Шурочка вздрогнула и оглянулась вокруг. Сотрудники уже почти все покинули кабинет Тимура Георгиевича. Она не слышала ничего, о чём говорилось на совещании, а ведь наверняка там были и её вопросы, поскольку на совещания шеф приглашал только необходимых людей.
– Ну! – подстегнул Шурочку шеф, глядя исподлобья.
Шурочка совершенно не представляла, что от неё ожидает услышать босс. В измученную тревогой за родных голову никакие спасительные идеи не приходили, и она решила признаться честно, что отвлеклась на домашние проблемы.
– Простите, Тимур Георгиевич. Отвлеклась. Больше этого не повторится.
– И?
Что подразумевал шеф под вопросительным «и», Шурочка не поняла, да и не было у неё сил разгадывать ребусы начальника, она застыла между желанием уйти, чтобы расплакаться уже за дверью, и настоятельной потребностью разреветься здесь же.
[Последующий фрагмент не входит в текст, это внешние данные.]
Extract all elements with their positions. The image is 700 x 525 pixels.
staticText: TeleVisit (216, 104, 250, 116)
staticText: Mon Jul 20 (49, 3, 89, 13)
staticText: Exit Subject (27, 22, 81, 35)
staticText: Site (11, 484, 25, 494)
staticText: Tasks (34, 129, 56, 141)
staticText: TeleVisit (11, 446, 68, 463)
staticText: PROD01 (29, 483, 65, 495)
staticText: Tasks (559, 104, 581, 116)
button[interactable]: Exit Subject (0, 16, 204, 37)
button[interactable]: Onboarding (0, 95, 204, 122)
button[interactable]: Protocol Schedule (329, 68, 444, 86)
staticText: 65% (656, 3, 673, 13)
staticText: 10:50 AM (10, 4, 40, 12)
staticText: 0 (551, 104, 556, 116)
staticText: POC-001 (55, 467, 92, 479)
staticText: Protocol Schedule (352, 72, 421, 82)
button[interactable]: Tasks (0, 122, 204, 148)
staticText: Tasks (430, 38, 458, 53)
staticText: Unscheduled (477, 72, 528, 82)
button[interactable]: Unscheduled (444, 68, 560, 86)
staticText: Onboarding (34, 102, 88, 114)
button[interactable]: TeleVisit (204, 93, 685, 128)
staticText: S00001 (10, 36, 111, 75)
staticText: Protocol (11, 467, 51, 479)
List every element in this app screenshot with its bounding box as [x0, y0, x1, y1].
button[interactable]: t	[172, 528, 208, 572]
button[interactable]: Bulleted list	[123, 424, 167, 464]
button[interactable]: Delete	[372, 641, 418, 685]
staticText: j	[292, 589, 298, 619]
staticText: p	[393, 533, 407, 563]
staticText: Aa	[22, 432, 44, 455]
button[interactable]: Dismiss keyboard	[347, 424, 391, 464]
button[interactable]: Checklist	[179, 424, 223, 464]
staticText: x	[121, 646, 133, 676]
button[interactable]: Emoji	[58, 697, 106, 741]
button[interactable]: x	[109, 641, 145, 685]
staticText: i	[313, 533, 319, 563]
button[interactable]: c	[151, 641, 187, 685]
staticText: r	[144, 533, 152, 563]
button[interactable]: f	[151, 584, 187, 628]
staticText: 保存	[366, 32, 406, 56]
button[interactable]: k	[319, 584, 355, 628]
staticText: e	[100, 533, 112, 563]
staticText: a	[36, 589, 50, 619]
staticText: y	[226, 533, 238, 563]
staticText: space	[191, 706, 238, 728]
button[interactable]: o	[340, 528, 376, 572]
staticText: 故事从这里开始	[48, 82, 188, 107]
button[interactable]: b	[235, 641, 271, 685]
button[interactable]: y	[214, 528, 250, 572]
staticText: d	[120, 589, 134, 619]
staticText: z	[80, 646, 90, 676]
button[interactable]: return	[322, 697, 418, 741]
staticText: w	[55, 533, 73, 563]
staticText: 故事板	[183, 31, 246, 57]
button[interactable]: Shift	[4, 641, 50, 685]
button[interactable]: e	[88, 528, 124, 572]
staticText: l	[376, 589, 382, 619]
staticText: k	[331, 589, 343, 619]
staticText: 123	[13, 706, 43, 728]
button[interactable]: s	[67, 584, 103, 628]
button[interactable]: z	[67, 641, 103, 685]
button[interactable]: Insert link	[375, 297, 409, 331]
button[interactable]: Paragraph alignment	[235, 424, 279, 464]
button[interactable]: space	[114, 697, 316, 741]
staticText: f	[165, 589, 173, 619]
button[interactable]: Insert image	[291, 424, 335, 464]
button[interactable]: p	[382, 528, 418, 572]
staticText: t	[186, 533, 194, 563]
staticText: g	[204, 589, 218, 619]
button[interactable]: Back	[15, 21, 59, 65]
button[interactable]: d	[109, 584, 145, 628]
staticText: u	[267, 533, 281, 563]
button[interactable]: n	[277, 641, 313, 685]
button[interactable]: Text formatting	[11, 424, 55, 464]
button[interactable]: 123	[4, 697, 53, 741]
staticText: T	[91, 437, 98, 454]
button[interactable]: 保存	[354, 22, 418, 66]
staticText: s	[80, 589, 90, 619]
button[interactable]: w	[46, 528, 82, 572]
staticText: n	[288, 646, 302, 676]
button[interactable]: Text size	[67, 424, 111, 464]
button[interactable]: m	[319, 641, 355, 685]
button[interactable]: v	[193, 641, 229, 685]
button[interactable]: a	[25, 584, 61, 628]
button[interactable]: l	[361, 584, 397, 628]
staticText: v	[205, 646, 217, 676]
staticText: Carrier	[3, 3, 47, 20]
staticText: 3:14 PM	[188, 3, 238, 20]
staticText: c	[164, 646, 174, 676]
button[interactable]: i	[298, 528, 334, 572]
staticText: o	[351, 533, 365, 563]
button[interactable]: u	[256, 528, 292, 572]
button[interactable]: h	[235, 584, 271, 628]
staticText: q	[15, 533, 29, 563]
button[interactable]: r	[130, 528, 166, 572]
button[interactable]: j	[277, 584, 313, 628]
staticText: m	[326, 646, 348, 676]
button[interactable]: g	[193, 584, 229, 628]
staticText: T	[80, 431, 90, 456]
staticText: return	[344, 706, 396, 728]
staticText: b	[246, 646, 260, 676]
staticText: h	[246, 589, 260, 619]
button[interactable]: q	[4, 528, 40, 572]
– Я тебя слушаю, – как-то неожиданно мягко произнёс Тимур Германович, и Шурочку прорвало.
Может быть, он имел в виду услышать что-то про работу, но Шурочка вывалила ему про Наденьку, Олесю, Тараса, про непробиваемых украинских пограничников, про отчаянье, которое она испытывает из-за своей беспомощности. И, всё-таки, разревелась.
Тимур Георгиевич, не обращая внимания на её истерику, выслушал заплетающуюся речь до конца, дождался окончания рыданий и отпустил с напутствием заняться своими прямыми служебными обязанностями. Он ничего не пообещал Шурочке, не успокоил, но, как ни странно, её отпустило внутреннее напряжение. Она взяла себя в руки и даже смогла немного поработать.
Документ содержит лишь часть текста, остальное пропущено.